Una pizzeria ogni 267 residenti: va all’Abruzzo il primato nazionale, tra le regioni, nel rapporto pizzerie/residenti, lo dice una recentissima indagine, del Centro studi nazionale della CNA e da CNA Agroalimentare.
I dati sono stati diffusi in occasione della giornata mondiale della pizza. In questa speciale graduatoria, come illustra il rapporto diffuso dall’Ufficio stampa nazionale della confederazione artigiana, la nostra regione «precede Sardegna (un’attività ogni 273 abitanti), Calabria (285), Molise (307)» e perfino la patria d’origine della pizza, la Campania (335).
Dal punto di vista imprenditoriale, la passione degli italiani per la pizza, e quindi anche degli abruzzesi, si traduce anche in grandi numeri: le imprese coinvolte sono 130mila, con oltre 100mila addetti a tempo pieno che salgono fino a quota 200mila nei fine settimana; il fatturato si attesta attorno ai 15 miliardi, con un movimento economico di 30; e le pizze sfornate sono 8 milioni al giorno per quasi 3 miliardi l’anno.
Insomma, dice lo studio: “Per la pizza non c’è crisi che tenga, la crescita è costante. Tra il 2015 e quest’anno le imprese con attività di pizzeria sono cresciute da 125.300 a 127mila.
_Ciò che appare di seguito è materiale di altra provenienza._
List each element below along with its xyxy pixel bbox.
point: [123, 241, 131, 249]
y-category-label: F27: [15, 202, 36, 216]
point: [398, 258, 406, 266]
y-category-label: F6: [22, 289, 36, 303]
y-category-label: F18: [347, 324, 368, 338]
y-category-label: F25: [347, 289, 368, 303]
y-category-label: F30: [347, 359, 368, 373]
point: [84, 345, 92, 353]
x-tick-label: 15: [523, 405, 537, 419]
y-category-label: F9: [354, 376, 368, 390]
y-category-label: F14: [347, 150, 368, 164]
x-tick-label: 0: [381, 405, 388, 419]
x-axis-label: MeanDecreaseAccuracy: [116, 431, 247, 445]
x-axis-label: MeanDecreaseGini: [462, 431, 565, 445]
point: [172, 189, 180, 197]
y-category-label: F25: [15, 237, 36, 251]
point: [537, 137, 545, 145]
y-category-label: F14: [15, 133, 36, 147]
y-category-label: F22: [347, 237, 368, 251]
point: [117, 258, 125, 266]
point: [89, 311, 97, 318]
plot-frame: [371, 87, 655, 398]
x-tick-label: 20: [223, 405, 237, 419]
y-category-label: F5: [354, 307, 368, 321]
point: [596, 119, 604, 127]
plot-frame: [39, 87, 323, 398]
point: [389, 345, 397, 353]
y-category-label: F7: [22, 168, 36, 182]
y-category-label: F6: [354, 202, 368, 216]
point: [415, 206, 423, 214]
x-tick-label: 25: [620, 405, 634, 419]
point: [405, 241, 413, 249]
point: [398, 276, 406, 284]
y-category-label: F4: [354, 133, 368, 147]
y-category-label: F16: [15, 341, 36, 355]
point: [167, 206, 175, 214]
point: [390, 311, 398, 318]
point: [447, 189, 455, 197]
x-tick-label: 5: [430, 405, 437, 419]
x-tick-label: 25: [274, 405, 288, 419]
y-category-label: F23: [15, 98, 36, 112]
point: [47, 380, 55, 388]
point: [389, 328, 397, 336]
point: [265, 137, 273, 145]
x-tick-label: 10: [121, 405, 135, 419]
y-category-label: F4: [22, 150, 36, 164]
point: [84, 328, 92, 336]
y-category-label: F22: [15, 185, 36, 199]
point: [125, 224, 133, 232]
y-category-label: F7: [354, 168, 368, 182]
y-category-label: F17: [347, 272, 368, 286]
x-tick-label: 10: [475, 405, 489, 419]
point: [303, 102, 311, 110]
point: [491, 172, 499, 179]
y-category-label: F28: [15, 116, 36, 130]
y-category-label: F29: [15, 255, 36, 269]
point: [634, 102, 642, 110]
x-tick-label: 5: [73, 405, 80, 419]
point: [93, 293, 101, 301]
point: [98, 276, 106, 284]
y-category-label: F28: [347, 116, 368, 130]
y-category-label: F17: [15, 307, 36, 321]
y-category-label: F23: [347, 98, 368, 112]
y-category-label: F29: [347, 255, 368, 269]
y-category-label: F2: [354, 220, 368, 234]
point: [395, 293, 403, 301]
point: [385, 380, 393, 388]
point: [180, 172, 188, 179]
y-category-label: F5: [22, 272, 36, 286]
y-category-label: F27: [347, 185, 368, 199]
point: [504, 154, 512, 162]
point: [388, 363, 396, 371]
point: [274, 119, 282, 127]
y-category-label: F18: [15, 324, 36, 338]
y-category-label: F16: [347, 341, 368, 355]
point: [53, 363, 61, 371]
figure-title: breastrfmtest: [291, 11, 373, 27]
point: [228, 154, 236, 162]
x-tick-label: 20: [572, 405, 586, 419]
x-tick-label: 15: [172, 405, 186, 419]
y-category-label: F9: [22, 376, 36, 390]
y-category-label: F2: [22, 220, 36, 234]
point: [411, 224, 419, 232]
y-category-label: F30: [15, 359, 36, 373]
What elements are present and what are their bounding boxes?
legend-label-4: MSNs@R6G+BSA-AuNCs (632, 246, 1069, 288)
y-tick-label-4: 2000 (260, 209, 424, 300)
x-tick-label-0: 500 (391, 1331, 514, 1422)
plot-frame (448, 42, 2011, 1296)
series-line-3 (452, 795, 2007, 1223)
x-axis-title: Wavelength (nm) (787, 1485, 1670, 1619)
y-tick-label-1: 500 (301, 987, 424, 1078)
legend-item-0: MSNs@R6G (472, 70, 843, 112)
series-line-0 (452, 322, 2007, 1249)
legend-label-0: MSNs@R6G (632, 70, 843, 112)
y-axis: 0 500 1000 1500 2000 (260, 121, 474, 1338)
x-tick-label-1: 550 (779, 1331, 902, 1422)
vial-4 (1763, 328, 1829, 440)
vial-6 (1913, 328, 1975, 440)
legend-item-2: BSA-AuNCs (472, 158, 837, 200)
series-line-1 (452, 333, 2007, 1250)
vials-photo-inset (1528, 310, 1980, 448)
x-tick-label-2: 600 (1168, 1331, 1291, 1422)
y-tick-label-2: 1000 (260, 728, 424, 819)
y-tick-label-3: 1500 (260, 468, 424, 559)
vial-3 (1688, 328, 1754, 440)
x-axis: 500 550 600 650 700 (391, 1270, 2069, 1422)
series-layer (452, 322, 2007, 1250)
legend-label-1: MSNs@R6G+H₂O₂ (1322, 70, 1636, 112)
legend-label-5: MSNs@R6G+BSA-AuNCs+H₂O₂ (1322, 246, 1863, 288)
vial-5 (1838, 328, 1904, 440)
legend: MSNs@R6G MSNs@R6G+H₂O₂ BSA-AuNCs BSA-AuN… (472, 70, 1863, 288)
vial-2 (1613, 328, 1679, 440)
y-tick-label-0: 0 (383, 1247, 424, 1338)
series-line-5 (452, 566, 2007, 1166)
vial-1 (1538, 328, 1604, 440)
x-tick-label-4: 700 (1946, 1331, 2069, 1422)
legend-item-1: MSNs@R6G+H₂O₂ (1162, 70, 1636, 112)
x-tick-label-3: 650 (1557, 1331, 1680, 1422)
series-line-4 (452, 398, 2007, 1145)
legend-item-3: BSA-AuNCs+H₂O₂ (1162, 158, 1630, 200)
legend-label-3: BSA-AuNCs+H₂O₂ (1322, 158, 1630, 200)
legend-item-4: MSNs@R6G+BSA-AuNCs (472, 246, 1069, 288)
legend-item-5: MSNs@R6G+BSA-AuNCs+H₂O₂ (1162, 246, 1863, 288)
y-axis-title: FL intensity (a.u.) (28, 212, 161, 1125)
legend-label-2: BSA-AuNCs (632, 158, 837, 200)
Tra queste, 76.357 sono veri e propri esercizi di ristorazione, circa 40 mila sono ristoranti-pizzerie e quasi 36.300 bar-pizzerie. Dal punto di vista della suddivisione territoriale, in testa c’è la Campania con il 16% delle attività. Seguono, nell’ordine, Sicilia (13%), Lazio (12%), Lombardia e Puglia (10%)”.
Detto dei numeri generati dal “pianeta pizza”, non resta che gettare uno sguardo… alla teglia, ovvero ai gusti degli italiani in fatto di pizza. Lo studio della CNA ci racconta di una passione distribuita equamente tra i formati più disparati (rotonda, quadrata, a tranci, sottile, spessa, croccante o soffice), ma anche di una preferenza prevalente – quanto al tipo di cottura – per il forno a legna, con una scelta nel menu che privilegia, in rigoroso ordine di apparizione, marinara, margherita, napoletana o capricciosa.
Dalla tavola alla tasca del consumatore, infine. Facendo due conti, “la fascia di prezzo non supera in un caso su due i 7 euro, ma c’è una fascia di mercato (4%) oltre la soglia dei dieci euro per impasti speciali e ingredienti ricercati, come lardo di colonnata, tartufo o altro”.